In general my experience tends to show that bodies which possess the highest specific inductive capacity, such as glass, afford a rather inferior insulation to others, which, while they are good insulators, have a much smaller specific inductive capacity, such as oils, for instance, the dielectric losses being no doubt greater in the former. The difficulty of insulating, of course, only exists when the potentials are excessively high, for with potentials such as a few thousand volts there is no particular difficulty encountered in conveying currents from a machine giving, say, 20,000 alternations per second, to quite a distance. This number of alternations, however, is by far too small for many purposes, though quite sufficient for some practical applications. This difficulty of insulating is fortunately not a vital drawback; it affects mostly the size of the apparatus, for, when excessively high potentials would be used, the light-giving devices would be located not far from the apparatus, and often they would be quite close to it. As the air-bombardment of the insulated wire is dependent on condenser action, the loss may be reduced to a trifle by using excessively thin wires heavily insulated.
Another difficulty will be encountered in the capacity and self-induction necessarily possessed by the coil. If the coil be large, that is, if it contain a great length of wire, it will be generally unsuited for excessively high frequencies; if it be small, it may be well adapted for such frequencies, but the potential might then not be as high as desired. A good insulator, and preferably one possessing a small specific inductive capacity, would afford a two-fold advantage. First, it would enable us to construct a very small coil capable of withstanding enormous differences of potential; and secondly, such a small coil, by reason of its smaller capacity and self-induction, would be capable of a quicker and more vigorous vibration. The problem then of constructing a coil or induction apparatus of any kind possessing the requisite qualities I regard as one of no small importance, and it has occupied me for a considerable time.
The investigator who desires to repeat the experiments which I will describe, with an alternate current machine, capable of supplying currents of the desired frequency, and an induction coil, will do well to take the primary coil out and mount the secondary in such a manner as to be able to look through the tube upon which the secondary is wound.
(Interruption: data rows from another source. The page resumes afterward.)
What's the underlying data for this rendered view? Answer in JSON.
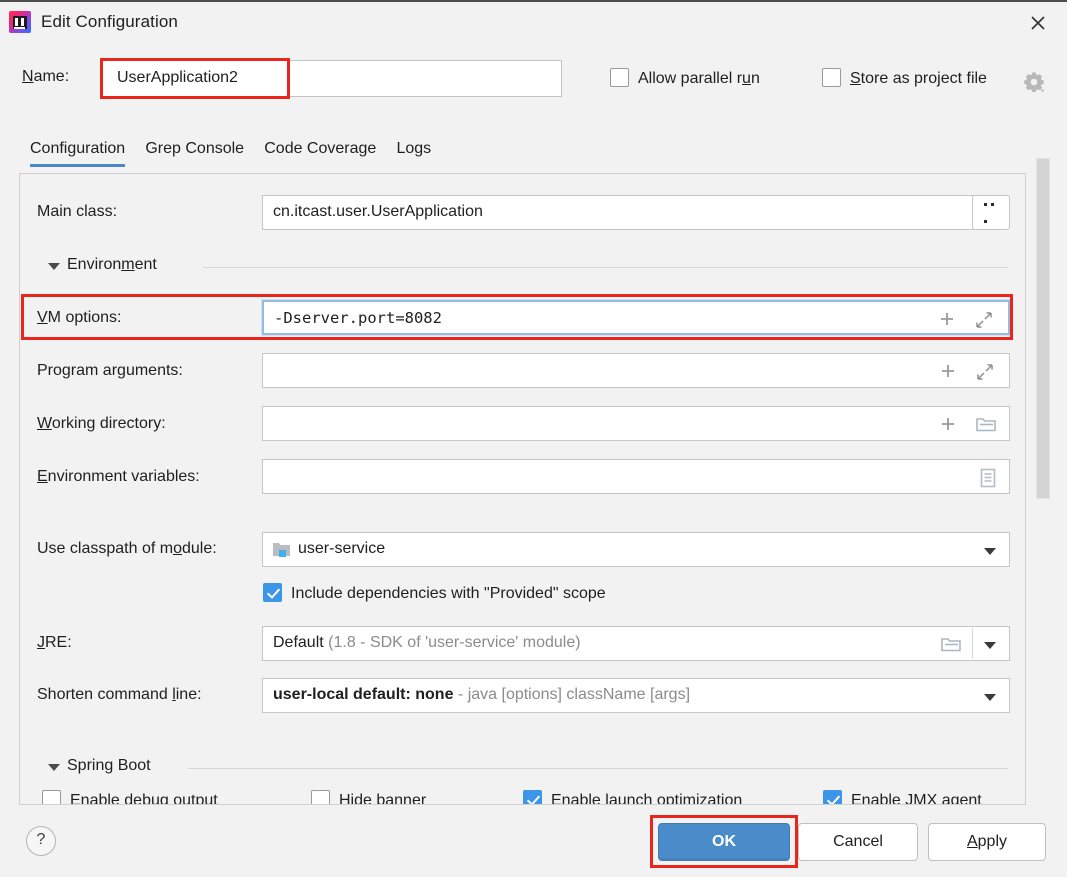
{
  "window": {
    "title": "Edit Configuration",
    "icon": "intellij-idea-icon",
    "close_label": "✕"
  },
  "name_row": {
    "label": "Name:",
    "label_mnemonic": "N",
    "value": "UserApplication2",
    "allow_parallel_run": {
      "label": "Allow parallel run",
      "checked": false,
      "mnemonic": "u"
    },
    "store_as_project_file": {
      "label": "Store as project file",
      "checked": false,
      "mnemonic": "S"
    },
    "gear_icon": "gear-dropdown-icon"
  },
  "tabs": [
    {
      "label": "Configuration",
      "active": true
    },
    {
      "label": "Grep Console",
      "active": false
    },
    {
      "label": "Code Coverage",
      "active": false
    },
    {
      "label": "Logs",
      "active": false
    }
  ],
  "fields": {
    "main_class": {
      "label": "Main class:",
      "value": "cn.itcast.user.UserApplication",
      "browse_button": "..."
    },
    "environment_section": {
      "label": "Environment",
      "expanded": true
    },
    "vm_options": {
      "label": "VM options:",
      "mnemonic": "V",
      "value": "-Dserver.port=8082",
      "focused": true,
      "highlighted": true
    },
    "program_arguments": {
      "label": "Program arguments:",
      "mnemonic": "g",
      "value": ""
    },
    "working_directory": {
      "label": "Working directory:",
      "mnemonic": "W",
      "value": ""
    },
    "environment_variables": {
      "label": "Environment variables:",
      "mnemonic": "E",
      "value": ""
    },
    "use_classpath_of_module": {
      "label": "Use classpath of module:",
      "mnemonic": "o",
      "value": "user-service",
      "icon": "module-folder-icon"
    },
    "include_provided_scope": {
      "label": "Include dependencies with \"Provided\" scope",
      "checked": true
    },
    "jre": {
      "label": "JRE:",
      "mnemonic": "J",
      "value_strong": "Default",
      "value_dim": "(1.8 - SDK of 'user-service' module)"
    },
    "shorten_command_line": {
      "label": "Shorten command line:",
      "mnemonic": "l",
      "value_strong": "user-local default: none",
      "value_dim": "- java [options] className [args]"
    }
  },
  "spring_boot": {
    "section_label": "Spring Boot",
    "expanded": true,
    "checkboxes": [
      {
        "label": "Enable debug output",
        "checked": false
      },
      {
        "label": "Hide banner",
        "checked": false
      },
      {
        "label": "Enable launch optimization",
        "checked": true
      },
      {
        "label": "Enable JMX agent",
        "checked": true
      }
    ]
  },
  "buttons": {
    "help": "?",
    "ok": "OK",
    "cancel": "Cancel",
    "apply": "Apply",
    "apply_mnemonic": "A",
    "ok_highlighted": true
  },
  "colors": {
    "accent_blue": "#4a8bc9",
    "tab_underline": "#4a88c7",
    "highlight_red": "#e8261c",
    "checkbox_checked": "#3d95e8",
    "dialog_bg": "#f2f2f2"
  }
}
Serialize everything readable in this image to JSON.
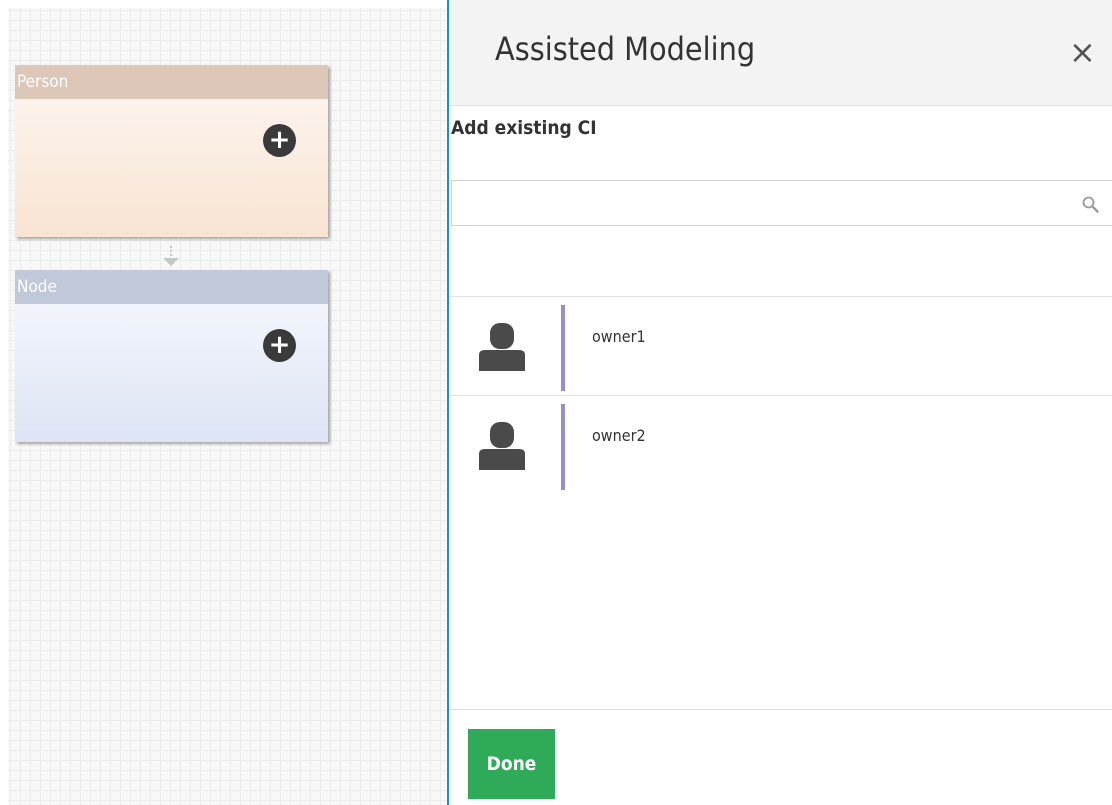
{
  "canvas": {
    "ci_boxes": [
      {
        "label": "Person"
      },
      {
        "label": "Node"
      }
    ],
    "add_button_glyph": "+"
  },
  "panel": {
    "title": "Assisted Modeling",
    "close_glyph": "×",
    "section_title": "Add existing CI",
    "search": {
      "value": "",
      "placeholder": ""
    },
    "items": [
      {
        "label": "owner1",
        "icon": "person-icon"
      },
      {
        "label": "owner2",
        "icon": "person-icon"
      }
    ],
    "done_label": "Done"
  },
  "colors": {
    "accent_border": "#1b8ecf",
    "done_button": "#2eaa58",
    "item_bar": "#9c8dc5",
    "person_header": "#dcc7b9",
    "node_header": "#c1c8d9"
  }
}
He will then be able to observe the streams which pass from the primary to the insulating tube, and from their intensity he will know how far he can strain the coil. Without this precaution he is sure to injure the insulation. This arrangement permits, however, an easy exchange of the primaries, which is desirable in these experiments.
The selection of the type of machine best suited for the purpose must be left to the judgment of the experimenter. There are here illustrated three distinct types of machines, which, besides others, I have used in my experiments.
Fig. 1 / 97 represents the machine used in my experiments before this Institute. The field magnet consists of a ring of wrought iron with 384 pole projections. The armature comprises a steel disc to which is fastened a thin, carefully welded rim of wrought iron. Upon the rim are wound several layers of fine, well annealed iron wire, which, when wound, is passed through shellac. The armature wires are wound around brass pins, wrapped with silk thread. The diameter of the armature wire in this type of machine should not be more than 1/6 of the thickness of the pole projections, else the local action will be considerable.